Interpretation Result of K means Algorithm

machine_learning

#1

Hi All,

I would need your help in understanding the result of K means algorithm.
(especially what does thee below percentage tells us.
the Within cluster sum of squares by cluster:
[1] 23.15862 17.33362 149.25899
(between_SS / total_SS = 68.2 %))


#2

If we calculate the sum of squared distances of each observation to the overall sample avg, we get total_SS.

Instead of computing an overall sample avg, we compute one per cluster (here, not sure how many groups you have, let us assume you have 3 clusters) then calculate the sum of squared distances of these three averages to the overall avg, we get between_SS. (While we calculate this, we multiply the squared distance of each avg to the overall avg by the number of observations it represents.)

The 68.2 % is the measure of the total variance in the data set that is explained by the clustering.


#3

Thanks Mathan for the reply.
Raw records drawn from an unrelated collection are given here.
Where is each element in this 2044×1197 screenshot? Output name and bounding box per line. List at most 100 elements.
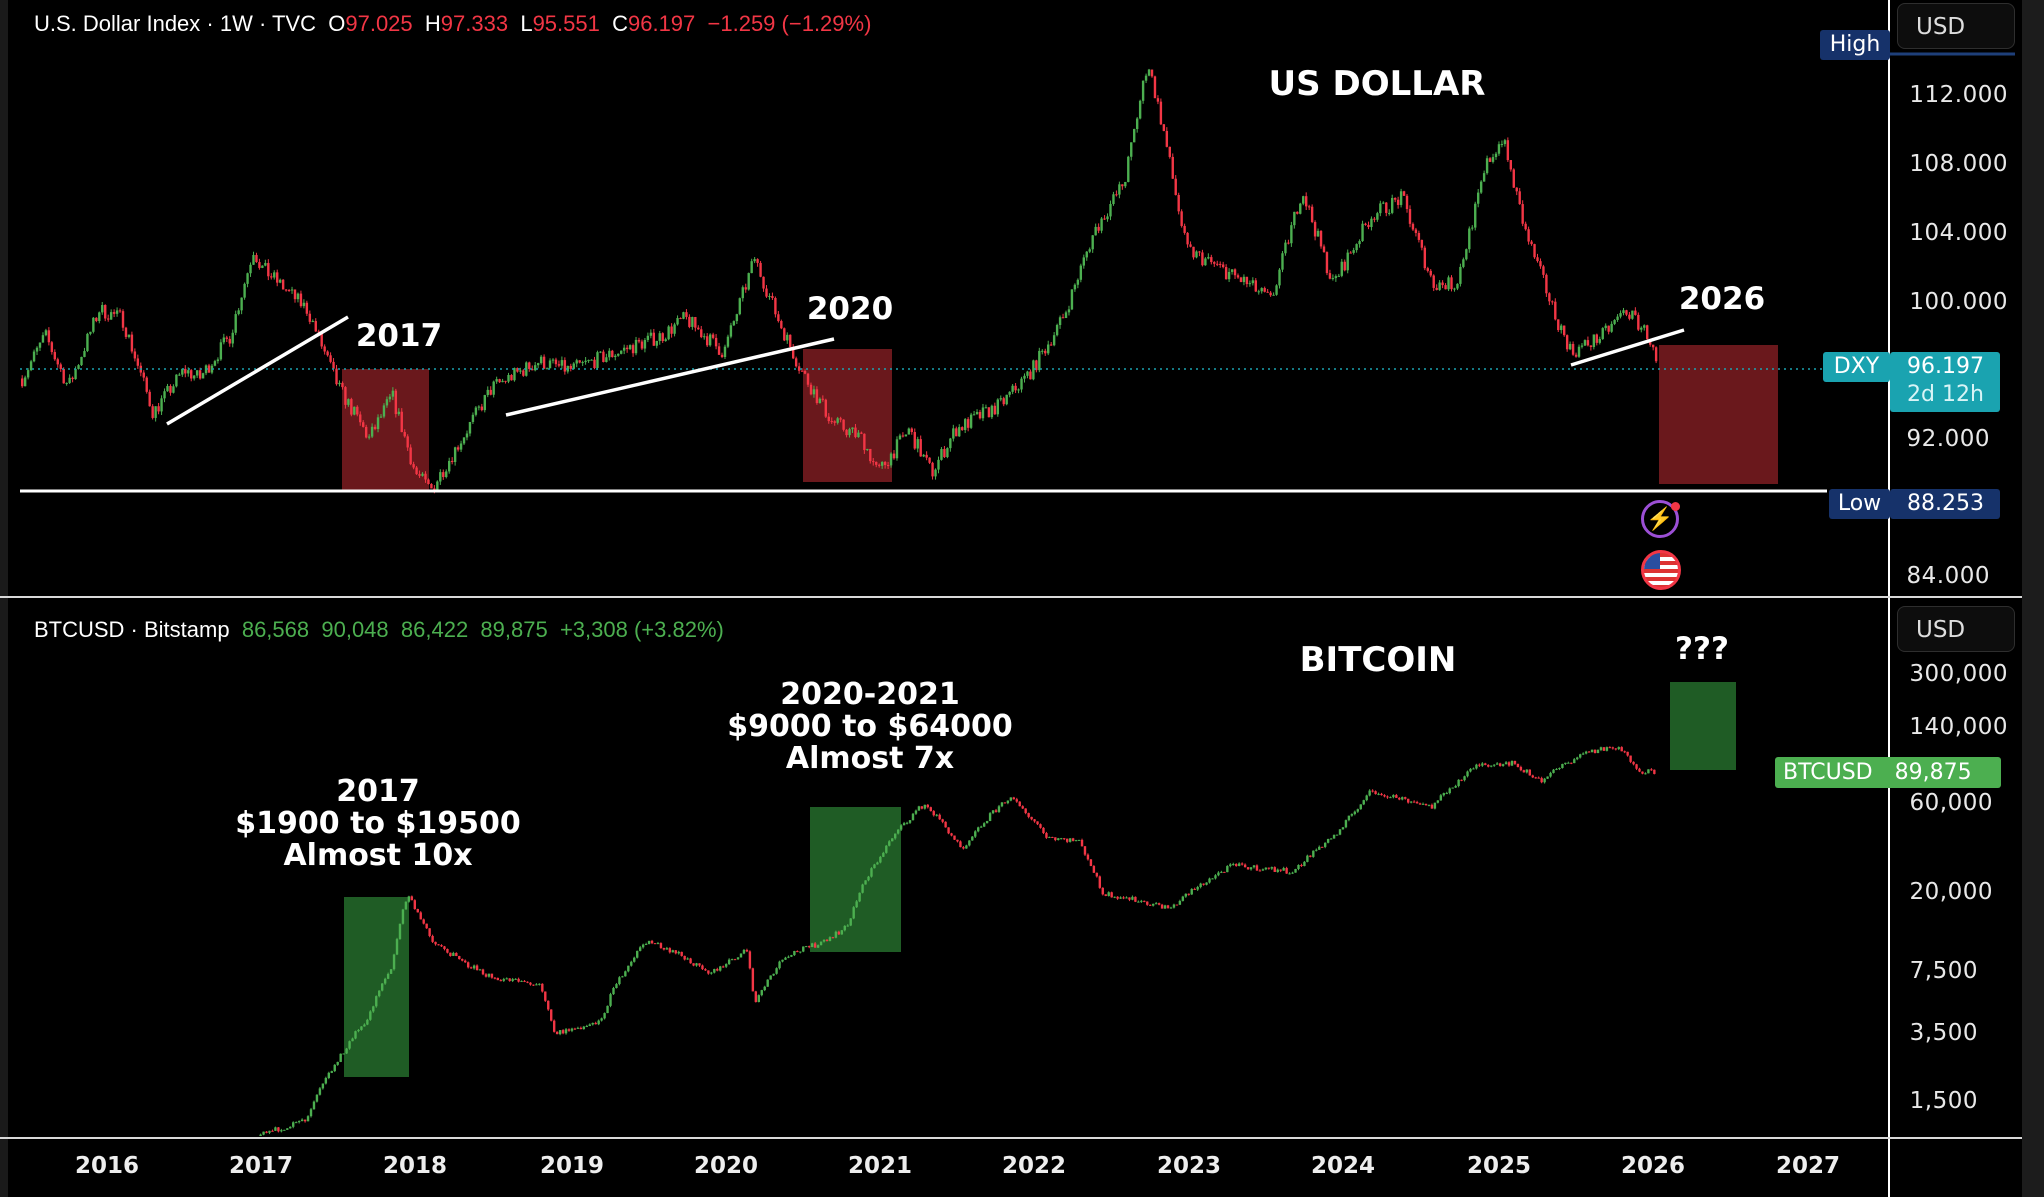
candle-body — [855, 901, 858, 908]
candle-body — [357, 1029, 360, 1032]
candle-body — [277, 1127, 280, 1132]
candle-body — [1388, 212, 1391, 214]
candle-body — [1365, 795, 1368, 801]
candle-body — [261, 265, 264, 268]
candle-body — [385, 399, 389, 406]
candle-body — [762, 276, 765, 289]
candle-body — [101, 305, 104, 313]
candle-body — [323, 346, 326, 352]
btc-symbol[interactable]: BTCUSD · Bitstamp — [34, 617, 230, 642]
candle-body — [1211, 878, 1214, 880]
btc-tick: 300,000 — [1909, 661, 2008, 687]
candle-body — [41, 335, 45, 343]
btc-tick: 140,000 — [1909, 714, 2008, 740]
candle-body — [418, 474, 421, 476]
candle-body — [351, 1038, 354, 1042]
candle-body — [1162, 124, 1166, 131]
candle-body — [893, 833, 897, 839]
candle-body — [1500, 144, 1504, 146]
candle-body — [925, 454, 928, 458]
candle-body — [630, 961, 633, 966]
candle-body — [1310, 206, 1314, 223]
candle-body — [1032, 360, 1035, 380]
dxy-symbol[interactable]: U.S. Dollar Index · 1W · TVC — [34, 11, 316, 36]
candle-body — [394, 390, 398, 415]
candle-body — [127, 334, 131, 337]
candle-body — [688, 316, 691, 327]
candle-body — [480, 406, 484, 411]
close-value: 89,875 — [480, 617, 548, 642]
candle-body — [996, 399, 1000, 415]
candle-body — [1512, 169, 1515, 188]
candle-body — [536, 363, 540, 366]
candle-body — [615, 984, 618, 989]
candle-body — [873, 864, 876, 869]
candle-body — [1595, 334, 1599, 343]
candle-body — [911, 813, 915, 821]
candle-body — [697, 327, 700, 330]
candle-body — [1501, 764, 1505, 766]
candle-body — [350, 399, 353, 415]
candle-body — [1077, 839, 1081, 841]
candle-body — [913, 432, 916, 449]
candle-body — [824, 399, 828, 417]
candle-body — [364, 426, 368, 438]
candle-body — [1048, 836, 1051, 838]
btc-2017-note: 2017 $1900 to $19500 Almost 10x — [235, 776, 520, 872]
candle-body — [914, 810, 918, 814]
candle-body — [109, 312, 113, 320]
candle-body — [781, 959, 784, 962]
dxy-currency-button[interactable]: USD — [1897, 3, 2015, 49]
candle-body — [1432, 275, 1435, 288]
candle-body — [1227, 271, 1231, 280]
candle-body — [710, 972, 713, 974]
candle-body — [1598, 338, 1601, 343]
lightning-event-icon[interactable]: ⚡ — [1641, 500, 1679, 538]
candle-body — [1417, 232, 1421, 240]
candle-body — [1264, 867, 1268, 870]
candle-body — [62, 368, 65, 384]
candle-body — [1647, 769, 1650, 774]
candle-body — [834, 931, 838, 938]
candle-body — [617, 353, 620, 356]
candle-body — [1653, 769, 1656, 774]
candle-body — [815, 389, 819, 404]
candle-body — [190, 370, 193, 379]
candle-body — [302, 302, 306, 307]
candle-body — [1513, 760, 1517, 764]
candle-body — [1095, 872, 1099, 877]
candle-body — [685, 312, 688, 317]
candle-body — [335, 368, 338, 385]
candle-body — [1646, 325, 1649, 340]
candle-body — [1548, 293, 1551, 302]
candle-body — [330, 1071, 333, 1073]
candle-body — [121, 311, 125, 328]
us-flag-event-icon[interactable] — [1641, 550, 1681, 590]
dxy-tick: 100.000 — [1909, 289, 2008, 315]
candle-body — [1131, 896, 1134, 900]
candle-body — [104, 305, 107, 319]
candle-body — [1328, 273, 1332, 279]
candle-body — [300, 1119, 304, 1122]
candle-body — [1540, 778, 1543, 783]
btc-currency-button[interactable]: USD — [1897, 606, 2015, 652]
candle-body — [547, 1000, 550, 1010]
candle-body — [1359, 804, 1362, 810]
candle-body — [882, 852, 885, 857]
candle-body — [1423, 247, 1427, 269]
candle-body — [293, 289, 297, 300]
candle-body — [1098, 876, 1102, 888]
candle-body — [431, 935, 434, 942]
candle-body — [1599, 747, 1603, 750]
candle-body — [1138, 100, 1142, 119]
open-label: O — [328, 11, 346, 36]
candle-body — [1300, 864, 1303, 867]
candle-body — [1307, 206, 1311, 208]
candle-body — [1230, 269, 1234, 272]
candle-body — [363, 1024, 366, 1027]
candle-body — [757, 995, 760, 1002]
candle-body — [289, 1126, 292, 1129]
candle-body — [1651, 344, 1655, 348]
candle-body — [326, 351, 329, 356]
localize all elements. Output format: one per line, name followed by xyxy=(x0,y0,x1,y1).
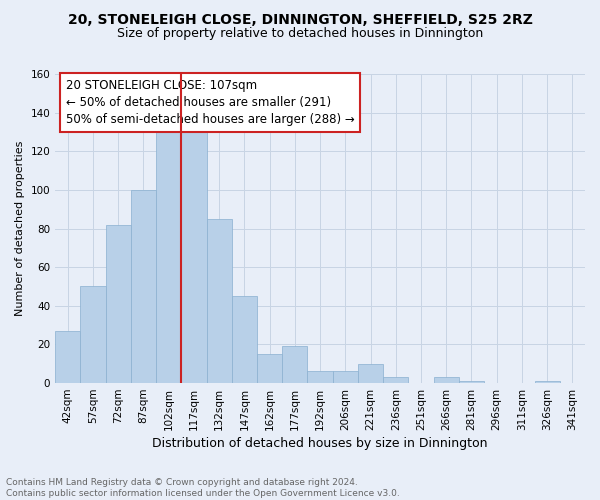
Bar xyxy=(535,381,560,383)
Bar xyxy=(383,378,409,383)
Text: 20 STONELEIGH CLOSE: 107sqm
← 50% of detached houses are smaller (291)
50% of se: 20 STONELEIGH CLOSE: 107sqm ← 50% of det… xyxy=(66,78,355,126)
Bar xyxy=(181,130,206,383)
Bar xyxy=(358,364,383,383)
Bar xyxy=(307,372,332,383)
Bar xyxy=(156,130,181,383)
Bar xyxy=(434,378,459,383)
Bar xyxy=(206,219,232,383)
X-axis label: Distribution of detached houses by size in Dinnington: Distribution of detached houses by size … xyxy=(152,437,488,450)
Bar xyxy=(80,286,106,383)
Text: 20, STONELEIGH CLOSE, DINNINGTON, SHEFFIELD, S25 2RZ: 20, STONELEIGH CLOSE, DINNINGTON, SHEFFI… xyxy=(68,12,532,26)
Text: Contains HM Land Registry data © Crown copyright and database right 2024.
Contai: Contains HM Land Registry data © Crown c… xyxy=(6,478,400,498)
Y-axis label: Number of detached properties: Number of detached properties xyxy=(15,141,25,316)
Bar xyxy=(282,346,307,383)
Bar xyxy=(232,296,257,383)
Bar xyxy=(257,354,282,383)
Bar xyxy=(106,224,131,383)
Text: Size of property relative to detached houses in Dinnington: Size of property relative to detached ho… xyxy=(117,28,483,40)
Bar xyxy=(332,372,358,383)
Bar xyxy=(459,381,484,383)
Bar xyxy=(55,331,80,383)
Bar xyxy=(131,190,156,383)
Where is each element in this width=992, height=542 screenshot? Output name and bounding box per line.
What exactly 68.2% tells here?


#4

@sirishan: I have edited my answer.


#5

Thank you Mathan. Its helped.

If the percentage is high, then can we conclude the its a good clustering ?


#6

Hey sirishan,

In clustering, the goal is usually to get high similarity within each group, and low similarity between each group.
Let’s translate it to statistical terms:
high similarity within a group = low variance within the cluster, or within_SS.
low similarity between the groups = high variance between the clusters, or between_SS.

Now, let’s say you compute all the variance in the data, and call it total_SS.
In optimal clustering, since the clusters are very different from each other, then most of the total variance is explained by the variance between the groups. And of course, since the variance within each group is very small, it would explain only a small fraction of the total variance in the data.

In summary - your objective is to maximize between_ss/total_ss.
However, if you choose the number of clusters to be the same as the number of observations - then total_ss is exactly equal to between_ss (can you tell why?) and the desired ratio will be 1 (or 100%).

So, in order to get high percentage you can just increase the number of clusters - but then you miss out the point of clustering. A way to deal with it is to use the elbow method https://en.wikipedia.org/wiki/Elbow_method_(clustering) to choose a reasonable number of clusters.

Hope this helps.


#7

Also, a quick silhouette plot helps to visualize cluster similarity!